I wrote a paper this past fall that I hope you will read and enjoy. I welcome feedback.
Tens of thousands of questions are asked and answered every day on social question and answer (Q&A) Web sites such as Yahoo Answers. While these sites generate an enormous volume of searchable data, the problem of determining which questions and answers are archival quality has grown. One major component of this problem is the prevalence of conversational questions, identified both by Q&A sites and academic literature as questions that are intended simply to start discussion. For example, a conversational question such as “do you believe in evolution?” might successfully engage users in discussion, but probably will not yield a useful web page for users searching for information about evolution. Using data from three popular Q&A sites, we confirm that humans can reliably distinguish between these conversational questions and other informational questions, and present evidence that conversational questions typically have much lower potential archival value than informational questions. Further, we explore the use of machine learning techniques to automatically classify questions as conversational or informational, learning in the process about categorical, linguistic, and social differences between different question types.
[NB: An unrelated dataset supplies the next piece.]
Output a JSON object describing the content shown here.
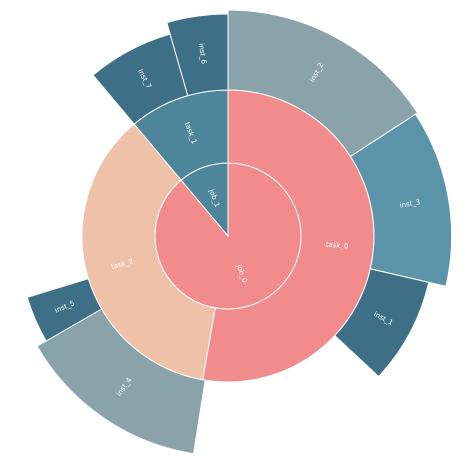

Our algorithms approach human performance, attaining 89.7% classification accuracy in our experiments.
I wrote this paper with Daniel Moy, an undergraduate at the University of Minnesota, and Joe Konstan, my advisor. Also, many of you (my friends and colleagues) helped this research by coding data – thanks!
This paper will be published in the proceedings of CHI 2009, and is currently nominated for a best paper award, which is a real honor. Also of note is the fact that our Q&A paper at last year’s CHI conference was wedged in a session with a medley of completely unrelated work (e.g., public interactive displays). This year, Q&A has it’s own session with some outstanding researchers.